The ratio of the maximum reconstructed absorption values of malignant to benign lesions is 1.7 when no prior was applied to the NIRFAST reconstruction. This ratio is improved to 2.3 when the US prior is applied. In contrast, the US-guided dual-zone mesh method still provides the highest malignant to benign ratio of 2.5 (Table 2).

Table 2

Ratio of maximum reconstructed absorption coefficients of malignant to benign.

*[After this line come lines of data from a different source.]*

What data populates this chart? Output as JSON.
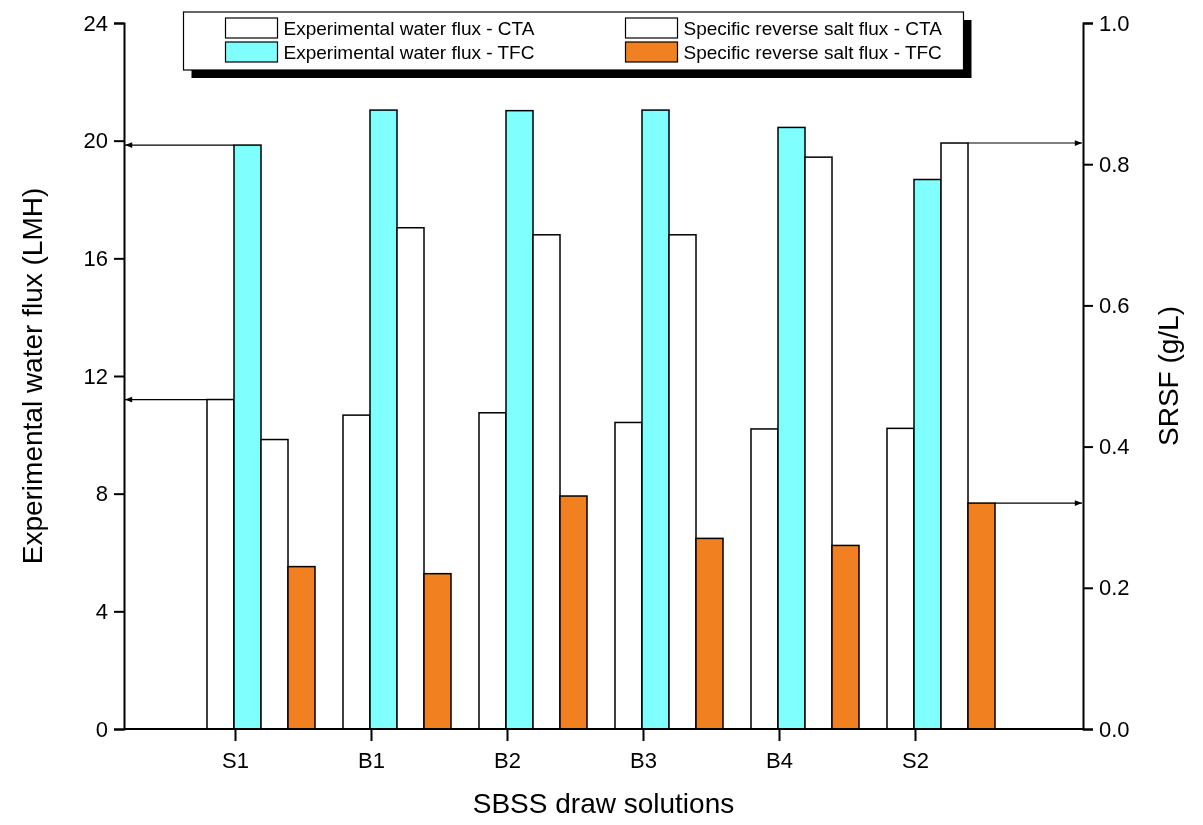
{
  "chart_data": {
    "type": "bar",
    "xlabel": "SBSS draw solutions",
    "ylabel": "Experimental water flux (LMH)",
    "y2label": "SRSF (g/L)",
    "categories": [
      "S1",
      "B1",
      "B2",
      "B3",
      "B4",
      "S2"
    ],
    "series": [
      {
        "name": "Experimental water flux - CTA",
        "color": "#ffffff",
        "values": [
          11.2,
          10.67,
          10.75,
          10.42,
          10.2,
          10.22
        ],
        "axis": "y"
      },
      {
        "name": "Experimental water flux - TFC",
        "color": "#80ffff",
        "values": [
          19.85,
          21.04,
          21.02,
          21.04,
          20.45,
          18.68
        ],
        "axis": "y"
      },
      {
        "name": "Specific reverse salt flux - CTA",
        "color": "#ffffff",
        "values": [
          0.41,
          0.71,
          0.7,
          0.7,
          0.81,
          0.83
        ],
        "axis": "y2"
      },
      {
        "name": "Specific reverse salt flux - TFC",
        "color": "#f08020",
        "values": [
          0.23,
          0.22,
          0.33,
          0.27,
          0.26,
          0.32
        ],
        "axis": "y2"
      }
    ],
    "ylim": [
      0,
      24
    ],
    "yticks": [
      0,
      4,
      8,
      12,
      16,
      20,
      24
    ],
    "y2lim": [
      0,
      1
    ],
    "y2ticks": [
      {
        "value": 0,
        "label": "0.0"
      },
      0.2,
      0.4,
      0.6,
      0.8,
      {
        "value": 1,
        "label": "1.0"
      }
    ],
    "legend": "top"
  }
}
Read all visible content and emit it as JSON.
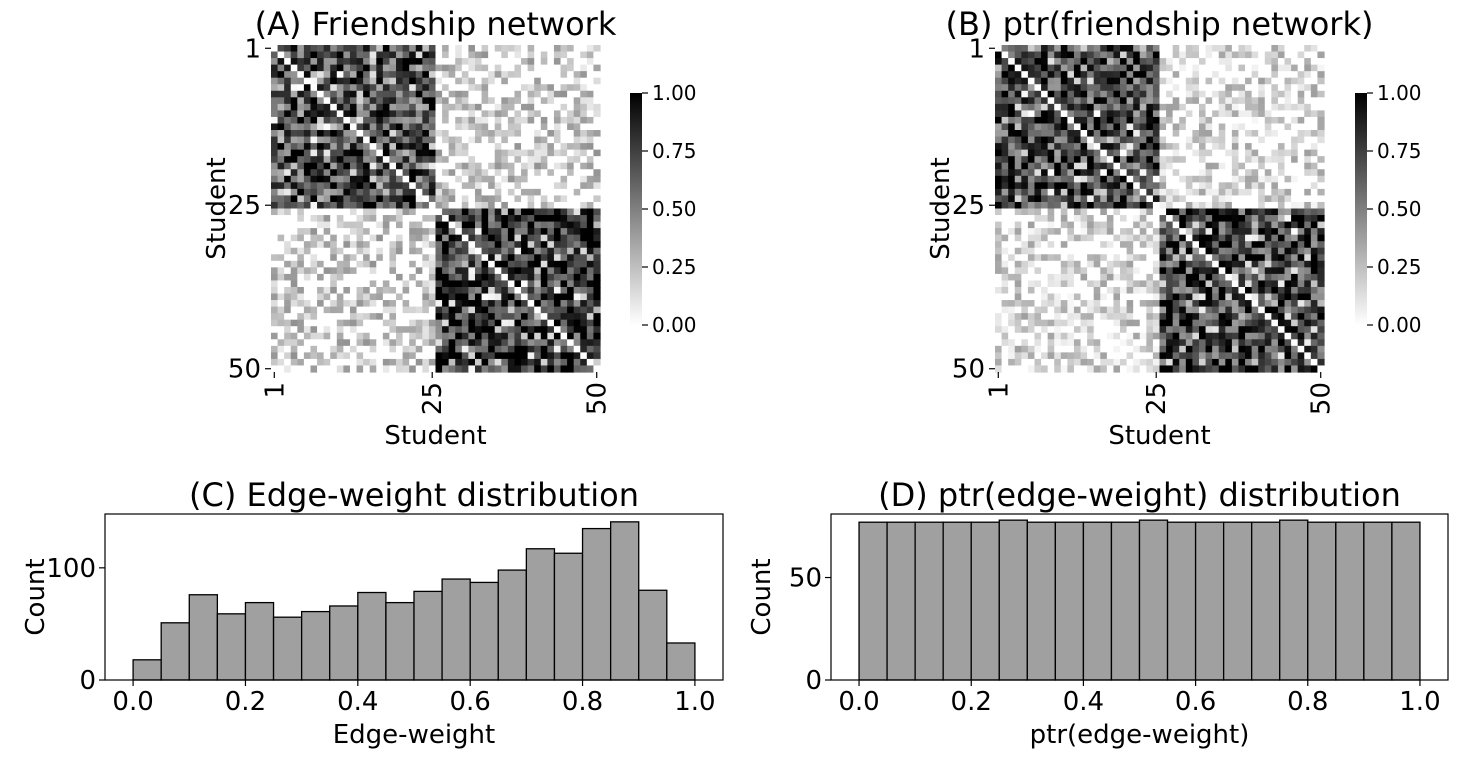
{
  "chart_data": [
    {
      "panel": "A",
      "type": "heatmap",
      "title": "(A) Friendship network",
      "xlabel": "Student",
      "ylabel": "Student",
      "n": 50,
      "xticks": [
        "1",
        "25",
        "50"
      ],
      "yticks": [
        "1",
        "25",
        "50"
      ],
      "colormap": "white-to-black",
      "vmin": 0.0,
      "vmax": 1.0,
      "colorbar_ticks": [
        "0.00",
        "0.25",
        "0.50",
        "0.75",
        "1.00"
      ],
      "blocks": [
        {
          "rows": "1-25",
          "cols": "1-25",
          "typical_value": 0.7
        },
        {
          "rows": "26-50",
          "cols": "26-50",
          "typical_value": 0.8
        },
        {
          "rows": "1-25",
          "cols": "26-50",
          "typical_value": 0.15
        },
        {
          "rows": "26-50",
          "cols": "1-25",
          "typical_value": 0.15
        }
      ],
      "diagonal": 0.0
    },
    {
      "panel": "B",
      "type": "heatmap",
      "title": "(B) ptr(friendship network)",
      "xlabel": "Student",
      "ylabel": "Student",
      "n": 50,
      "xticks": [
        "1",
        "25",
        "50"
      ],
      "yticks": [
        "1",
        "25",
        "50"
      ],
      "colormap": "white-to-black",
      "vmin": 0.0,
      "vmax": 1.0,
      "colorbar_ticks": [
        "0.00",
        "0.25",
        "0.50",
        "0.75",
        "1.00"
      ],
      "blocks": [
        {
          "rows": "1-25",
          "cols": "1-25",
          "typical_value": 0.72
        },
        {
          "rows": "26-50",
          "cols": "26-50",
          "typical_value": 0.75
        },
        {
          "rows": "1-25",
          "cols": "26-50",
          "typical_value": 0.1
        },
        {
          "rows": "26-50",
          "cols": "1-25",
          "typical_value": 0.1
        }
      ],
      "diagonal": 0.0
    },
    {
      "panel": "C",
      "type": "bar",
      "title": "(C) Edge-weight distribution",
      "xlabel": "Edge-weight",
      "ylabel": "Count",
      "bin_edges": [
        0.0,
        0.05,
        0.1,
        0.15,
        0.2,
        0.25,
        0.3,
        0.35,
        0.4,
        0.45,
        0.5,
        0.55,
        0.6,
        0.65,
        0.7,
        0.75,
        0.8,
        0.85,
        0.9,
        0.95,
        1.0
      ],
      "values": [
        18,
        51,
        76,
        59,
        69,
        56,
        61,
        66,
        78,
        69,
        79,
        90,
        87,
        98,
        117,
        113,
        135,
        141,
        80,
        33
      ],
      "xlim": [
        -0.05,
        1.05
      ],
      "ylim": [
        0,
        148
      ],
      "xticks": [
        "0.0",
        "0.2",
        "0.4",
        "0.6",
        "0.8",
        "1.0"
      ],
      "yticks": [
        "0",
        "100"
      ],
      "bar_color": "#a0a0a0",
      "edge_color": "#000000"
    },
    {
      "panel": "D",
      "type": "bar",
      "title": "(D) ptr(edge-weight) distribution",
      "xlabel": "ptr(edge-weight)",
      "ylabel": "Count",
      "bin_edges": [
        0.0,
        0.05,
        0.1,
        0.15,
        0.2,
        0.25,
        0.3,
        0.35,
        0.4,
        0.45,
        0.5,
        0.55,
        0.6,
        0.65,
        0.7,
        0.75,
        0.8,
        0.85,
        0.9,
        0.95,
        1.0
      ],
      "values": [
        77,
        77,
        77,
        77,
        77,
        78,
        77,
        77,
        77,
        77,
        78,
        77,
        77,
        77,
        77,
        78,
        77,
        77,
        77,
        77
      ],
      "xlim": [
        -0.05,
        1.05
      ],
      "ylim": [
        0,
        81
      ],
      "xticks": [
        "0.0",
        "0.2",
        "0.4",
        "0.6",
        "0.8",
        "1.0"
      ],
      "yticks": [
        "0",
        "50"
      ],
      "bar_color": "#a0a0a0",
      "edge_color": "#000000"
    }
  ]
}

Figure 7(d) shows an example of an US B-scan of a suspicious lesion located in the left breast of a 56-year-old patient. The size measured by US is 1.8 cm in $x$-dimension. The biopsy result revealed high grade invasive ductal carcinoma. Using US-guided dual-zone reconstruction method, the reconstructed maximum absorption coefficient is $0.22{\mathrm{cm}}^{-1}$ [Fig. 7(a)]. Using NIRFAST with no-prior regularization [Fig. 7(b)] and US prior [Fig. 7(c)], the average maximum absorption coefficients reconstructed (with $\lambda =0.1$, 1, and 10) are 0.136 and $0.18{\mathrm{cm}}^{-1}$, respectively.

Fig. 7

Malignant lesion located in the left breast of a 56-year-old patient shown in ultrasound B-scan. Reconstructed absorption coefficient with (a) US-guided dual-zone mesh method, (b) no prior, and (c) US prior are shown for different regularization parameter $\lambda$.

Figure 8(d) shows another example of a suspicious lesion seen in the right breast of a 44-year-old patient. The size measured by US is 2.2 cm in $x$-dimension. Biopsy result revealed benign fibrocystic changes. The maximum reconstructed absorption coefficient is $0.101{\mathrm{cm}}^{-1}$ using the US-guided dual-zone reconstruction method. Similar results are obtained using NIRFAST with no prior and with US prior, the maximum absorption coefficients reconstructed (averaged for $\lambda =0.1$, 1, and 10) are 0.072 and $0.096{\mathrm{cm}}^{-1}$, respectively.

Fig. 8

A benign lesion in the right breast of a 44-year-old patient shown in ultrasound B-scan. Reconstructed absorption coefficient with (a) US-guided dual-zone mesh method, (b) no prior, and (c) US prior are shown for different regularization parameter $\lambda$.